Once you have successfully migrated the CUDA source to the SYCL source, verify that the migrated SYCL code is functioning correctly by compiling and running it on the Intel Developer Cloud, which has a variety of Intel CPUs and GPUs available for development.

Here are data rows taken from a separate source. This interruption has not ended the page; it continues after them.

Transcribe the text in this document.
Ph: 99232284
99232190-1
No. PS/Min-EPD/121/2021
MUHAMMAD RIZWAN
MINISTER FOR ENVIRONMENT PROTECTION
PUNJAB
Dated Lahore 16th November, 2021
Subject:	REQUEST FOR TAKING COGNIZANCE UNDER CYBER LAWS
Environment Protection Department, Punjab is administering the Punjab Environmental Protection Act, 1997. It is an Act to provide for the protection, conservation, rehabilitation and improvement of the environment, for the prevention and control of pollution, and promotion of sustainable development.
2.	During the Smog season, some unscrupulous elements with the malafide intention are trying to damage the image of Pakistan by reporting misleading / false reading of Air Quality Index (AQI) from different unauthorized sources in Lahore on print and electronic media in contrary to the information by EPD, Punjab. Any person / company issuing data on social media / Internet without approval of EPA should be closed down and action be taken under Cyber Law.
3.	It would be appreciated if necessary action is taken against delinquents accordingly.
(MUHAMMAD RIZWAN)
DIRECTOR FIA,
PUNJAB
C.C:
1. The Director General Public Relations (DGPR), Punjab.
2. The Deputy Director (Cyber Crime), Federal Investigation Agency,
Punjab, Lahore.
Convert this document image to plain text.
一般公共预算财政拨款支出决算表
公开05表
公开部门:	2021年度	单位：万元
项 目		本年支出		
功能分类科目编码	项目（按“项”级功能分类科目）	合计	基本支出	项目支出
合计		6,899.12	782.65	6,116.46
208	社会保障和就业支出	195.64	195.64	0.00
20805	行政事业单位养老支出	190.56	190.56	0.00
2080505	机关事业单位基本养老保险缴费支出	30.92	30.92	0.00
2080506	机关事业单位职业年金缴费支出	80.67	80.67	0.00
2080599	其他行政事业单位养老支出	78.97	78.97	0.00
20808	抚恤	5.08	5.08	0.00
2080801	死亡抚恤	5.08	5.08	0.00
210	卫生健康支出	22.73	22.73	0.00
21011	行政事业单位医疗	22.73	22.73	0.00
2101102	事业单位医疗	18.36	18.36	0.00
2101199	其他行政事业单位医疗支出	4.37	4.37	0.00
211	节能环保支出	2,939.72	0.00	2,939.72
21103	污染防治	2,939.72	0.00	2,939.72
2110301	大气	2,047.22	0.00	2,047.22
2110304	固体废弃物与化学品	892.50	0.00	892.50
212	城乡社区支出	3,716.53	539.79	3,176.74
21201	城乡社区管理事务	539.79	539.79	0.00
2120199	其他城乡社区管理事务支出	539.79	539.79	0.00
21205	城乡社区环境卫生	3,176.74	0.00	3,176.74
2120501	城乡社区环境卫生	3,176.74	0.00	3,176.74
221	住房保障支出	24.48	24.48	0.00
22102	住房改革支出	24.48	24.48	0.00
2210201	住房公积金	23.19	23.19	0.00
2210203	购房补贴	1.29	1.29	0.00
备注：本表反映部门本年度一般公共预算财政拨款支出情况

#### Build and Run sycl_migrated
Select the cell below and click run ▶ to compile and execute the code:

In [None]:
! ./q.sh run_sycl_migrated.sh

### SYCL Code Migration Analysis

When comparing the CUDA code and migrated SYCL code, we can see that there are some 1:1 equivalent calls, which are listed below in the table:

| Functionality|CUDA|SYCL
|-|-|-
| library header file|`#include <curand_kernel.h>`|`#include <dpct/rng_utils.hpp>`
| header file|`#include <cuda_runtime.h>`|`#include <sycl/sycl.hpp>` <br> `#include <dpct/dpct.hpp>`
| RNG States | `curandState *rngStates;`| `oneapi::mkl::rng::device::philox4x32x10<1> *rngStates;`
| Create generator host | `curandGenerator_t gen;` <br> `curandCreateGeneratorHost(&gen, CURAND_RNG_PSEUDO_DEFAULT)`| `dpct::rng::create_host_rng(dpct::rng::random_engine_type::philox4x32x10);`
| RNG init| `curand_init(blockIdx.x + gridDim.x * device_id, threadIdx.x, 0, &rngState[tid]);`| `rngState[tid] = oneapi::mkl::rng::device::philox4x32x10<1>(item_ct1.get_group(2) + item_ct1.get_group_range(2) * device_id,{0, static_cast<std::uint64_t>((item_ct1.get_local_id(2)) * 8)});`




## Source Code

This section describes the location of the CUDA source and the contents of different SYCL source code directories in this project.

| folder name | source code description
| --- | ---
| [CUDA github](https://github.com/NVIDIA/cuda-samples/tree/master/Samples/5_Domain_Specific/MonteCarloMultiGPU) | Original CUDA Source used for migration
| dpct_output | Contains output of SYCLomatic Tool used to migrate SYCL-compliant code from CUDA code. This SYCL code has some unmigrated code that must be manually fixed to get full functionality. (The code does not functionally work as generated.)
| sycl_migrated | Contains manually migrated SYCL code from CUDA code.



## Summary

In this module we have learnt how to migrate simple CUDA source to SYCL source to get functionality using `SYCLomatic` and then analized/optimized the SYCL source by manually coding.